Signed on June 28, 1919 between Germany and the principal Allied powers, the Treaty of Versailles formally ended World War I. Problematic from the very beginning, even its contemporaries saw the treaty as a mediocre compromise, creating a precarious order in Europe and abroad and destined to fall short of ensuring lasting peace. At the time, observers read the treaty through competing lenses: a desire for peace after five years of disastrous war, demands for
vengeance against Germany, the uncertain future of colonialism, and, most alarmingly, the emerging threat of Bolshevism. A century after its signing, we can look back at how those developments evolved through the twentieth century, evaluating the treaty and its consequences with unprecedented depth of
perspective.

The author of several award-winning books, Michael S. Neiberg provides a lucid and authoritative account of the Treaty of Versailles, explaining the enormous challenges facing those who tried to put the world back together after the global destruction of the World War I. Rather than assessing winners and losers, this compelling book analyzes the many subtle factors that influenced the treaty and the dominant, at times ambiguous role of the "Big Four" leaders: Woodrow Wilson of the United
States, David Lloyd George of Great Britain, Vittorio Emanuele Orlando of Italy, and Georges Clemenceau of France.
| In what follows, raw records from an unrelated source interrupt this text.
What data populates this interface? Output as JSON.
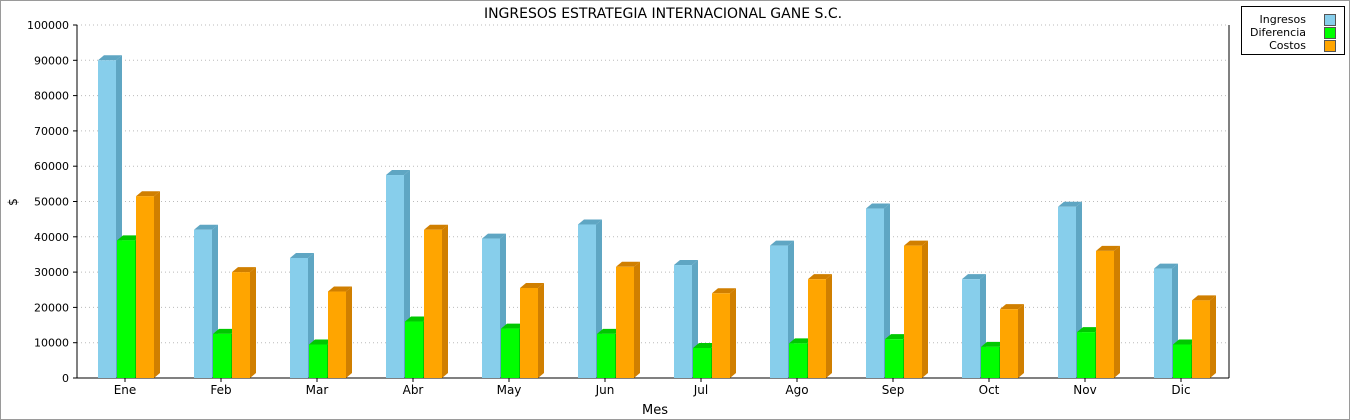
{
  "chart_data": {
    "type": "bar",
    "title": "INGRESOS ESTRATEGIA INTERNACIONAL GANE S.C.",
    "xlabel": "Mes",
    "ylabel": "$",
    "ylim": [
      0,
      100000
    ],
    "yticks": [
      "0",
      "10000",
      "20000",
      "30000",
      "40000",
      "50000",
      "60000",
      "70000",
      "80000",
      "90000",
      "100000"
    ],
    "grid": true,
    "legend_position": "top-right",
    "categories": [
      "Ene",
      "Feb",
      "Mar",
      "Abr",
      "May",
      "Jun",
      "Jul",
      "Ago",
      "Sep",
      "Oct",
      "Nov",
      "Dic"
    ],
    "series": [
      {
        "name": "Ingresos",
        "color": "#87ceeb",
        "side_color": "#5fa6c3",
        "values": [
          90000,
          42000,
          34000,
          57500,
          39500,
          43500,
          32000,
          37500,
          48000,
          28000,
          48500,
          31000
        ]
      },
      {
        "name": "Diferencia",
        "color": "#00ff00",
        "side_color": "#00c800",
        "values": [
          39000,
          12500,
          9500,
          16000,
          14000,
          12500,
          8500,
          9800,
          11000,
          8800,
          13000,
          9500
        ]
      },
      {
        "name": "Costos",
        "color": "#ffa500",
        "side_color": "#d07f00",
        "values": [
          51500,
          30000,
          24500,
          42000,
          25500,
          31500,
          24000,
          28000,
          37500,
          19500,
          36000,
          22000
        ]
      }
    ]
  }
}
The Treaty of Versailles was not solely responsible for the catastrophic war that crippled Europe and the world just two decades later, but it played a critical role. As Neiberg reminds us, to understand decolonization, World War II, the Cold War, and even the complex world we inhabit today, there is no better place to begin than with World War I and the treaty that tried, and perhaps failed, to end it.